DairyNZ attacks economic report – but has no problem with the NZIER’s work which dairy people commission

DairyNZ chief executive Ian Mackle should have done a bit more thinking about the implications before he dismissed an economic report as an inaccurate, trivial attack on farmers.

He was assailing the credibility of a recent NZIER report which (he said) trivialises the significant role the dairy sector plays in New Zealand’s economy – and fails to look at the specifics of the Government’s freshwater package.

He made special mention of the report having been commissioned by Fish & Game, Forest & Bird and Greenpeace.

And he huffed that it was less an economic report and more a high-level commentary on the dairy sector’s role in the economy – and painted an inaccurate picture.

“This is yet another case of environmental lobbyists targeting dairy farmers – who are people trying to do the right thing by the environment and who are actively working to make changes on-farm to protect it,” said Dr Mackle. “By singling out dairy farmers, they are ignoring other contributors to water quality and, therefore, are limiting our ability to actually fix the problems where they exist.

“The NZIER report trivialised dairy’s role in the economy – 3 percent of GDP equates to 28 percent of merchandise exports and one-fifth of goods and services exports coming from the dairy sector.

“The NZIER report does not analyse the economic benefits of dairy to regional communities – which is a critical aspect of dairy farming’s contribution to NZ Inc. Dairying is the engine of the regions, in terms of income and jobs. For example, it is the top income earner in Waikato, West Coast and Southland.”

Mackle referred to the Ministry for Primary Industries’ latest Situation and Outlook for Primary Industries report which showed dairy makes up $18.1b of $46.4b exports to June 2019. Dairy exports were up $1.47b last year.

This has flow-on effects to the communities, where the dairy sector employs 46,000 people on and off-farm.

He also referenced a Local Government New Zealand advisory report on the Essential Freshwater Package that showed that national limits for nitrogen and phosphorus would potentially impose very large costs on agriculture.

“In that report, it referred to a Waikato modelling study which found that land-use change was required to achieve the nitrogen and phosphorus limits proposed – with changes resulting in a dairy revenue loss of $140m per year,” said Dr Mackle.

The LGNZ report showed that these goals require an enormous amount of land use change to take place, with many farms becoming uneconomic and communities being impacted negatively due to rural depopulation and a loss of annual income.

Around 10 years ago, a New Zealand Institute of Economic Research report on dairy’s economic contribution to New Zealand illustrated how important the sector is, not only to the national economy but especially rural economies.

As many as one in four jobs in some rural areas were dependent on the dairy farming and processing sectors, but until then the value of dairy’s economic contribution hads been unclear.

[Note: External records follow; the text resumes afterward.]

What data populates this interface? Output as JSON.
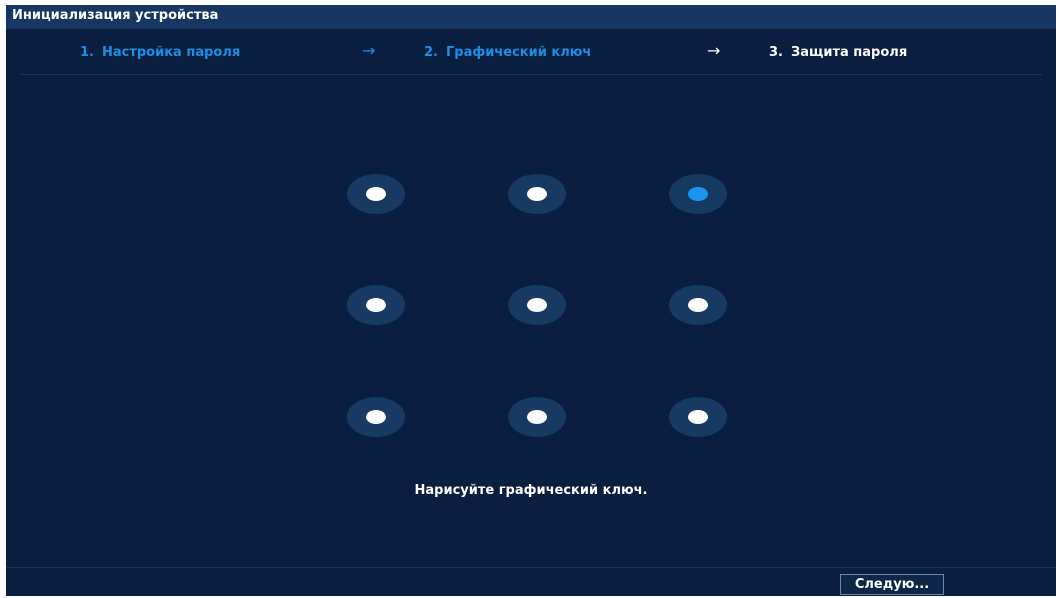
{
  "window": {
    "title": "Инициализация устройства"
  },
  "steps": [
    {
      "number": "1.",
      "label": "Настройка пароля",
      "state": "done"
    },
    {
      "number": "2.",
      "label": "Графический ключ",
      "state": "active"
    },
    {
      "number": "3.",
      "label": "Защита пароля",
      "state": "pending"
    }
  ],
  "arrows": [
    "→",
    "→"
  ],
  "pattern": {
    "grid_size": "3x3",
    "selected_dots": [
      3
    ],
    "dots": [
      "1",
      "2",
      "3",
      "4",
      "5",
      "6",
      "7",
      "8",
      "9"
    ]
  },
  "hint": "Нарисуйте графический ключ.",
  "footer": {
    "next_label": "Следую..."
  },
  "colors": {
    "background": "#0a1e3f",
    "titlebar": "#163762",
    "accent": "#1a8fe6",
    "dot_ring": "#173a62",
    "dot_selected": "#1a96ee"
  }
}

The NZIER accordingly was commissioned to quantify what dairy contributes to rural and urban communities.

And who commissioned the report?

Fonterra and DairyNZ.

The report showed dairy’s contribution to regional economies was far greater than the national average then of 2.8 per cent of GDP.

Southland – for example – had nearly 10 per cent of the national herd, reflecting the sector’s growth in the South Island.

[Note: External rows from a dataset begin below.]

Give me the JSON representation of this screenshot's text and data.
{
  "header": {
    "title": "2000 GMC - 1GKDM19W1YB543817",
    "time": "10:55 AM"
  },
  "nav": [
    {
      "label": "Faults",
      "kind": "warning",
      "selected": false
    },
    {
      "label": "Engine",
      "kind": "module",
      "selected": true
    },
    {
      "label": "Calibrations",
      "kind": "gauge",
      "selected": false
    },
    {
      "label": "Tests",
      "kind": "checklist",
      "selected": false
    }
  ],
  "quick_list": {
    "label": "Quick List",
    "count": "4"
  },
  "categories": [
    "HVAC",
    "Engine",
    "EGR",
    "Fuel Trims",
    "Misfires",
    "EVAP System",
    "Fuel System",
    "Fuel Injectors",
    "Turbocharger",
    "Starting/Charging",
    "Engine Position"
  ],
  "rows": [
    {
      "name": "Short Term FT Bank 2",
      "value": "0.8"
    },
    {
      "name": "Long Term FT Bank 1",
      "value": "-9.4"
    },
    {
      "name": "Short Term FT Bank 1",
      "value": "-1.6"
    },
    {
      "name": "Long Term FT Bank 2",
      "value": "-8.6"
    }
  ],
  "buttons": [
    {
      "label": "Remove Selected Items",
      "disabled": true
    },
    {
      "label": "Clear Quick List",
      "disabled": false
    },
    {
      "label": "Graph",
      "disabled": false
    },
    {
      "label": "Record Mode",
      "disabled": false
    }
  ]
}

Dairy revenue in the region in the 2009 calendar year was $710 million.

Dairy growth since 1999 meant every Southlander was $650 better off.

Southland and Otago combined generated nearly $900m in dairy production in 2009.

More than 4200 workers are directly employed by the sector in the region.

Similar results were recorded in regions like Waikato, the Bay of Plenty, Taranaki and the King Country.

The NZIER report showed 50 cents in every dollar a dairy farmer earned went back into the economy.

In 2010 this amounted to $3.6b paid for farm supplies, services like vets and accountants and utilities costs such as the $45m spent on electricity.

That $3.6b did not include farm wages.

The report’s data were  regurgitated in submissions by Fonterra and DairyNZ whenever they wanted to emphasise their sector’s importance to the economy.

Last year an NZIER report, titled How does the dairy sector share its growth? provided a more recent analysis of the flow-on benefits of dairy’s revenue generation.

This report was commissioned by the Dairy Companies Association of New Zealand. 

DairyNZ is more likely to use the data in this report, too, to illustrate the importance of the dairy sector, rather than challenge the results, as it did when it  disapproved of an NZIER report prepared for environmental groups.  

But does the NZIER’s credibility really change, somehow, depending on who did the commissioning?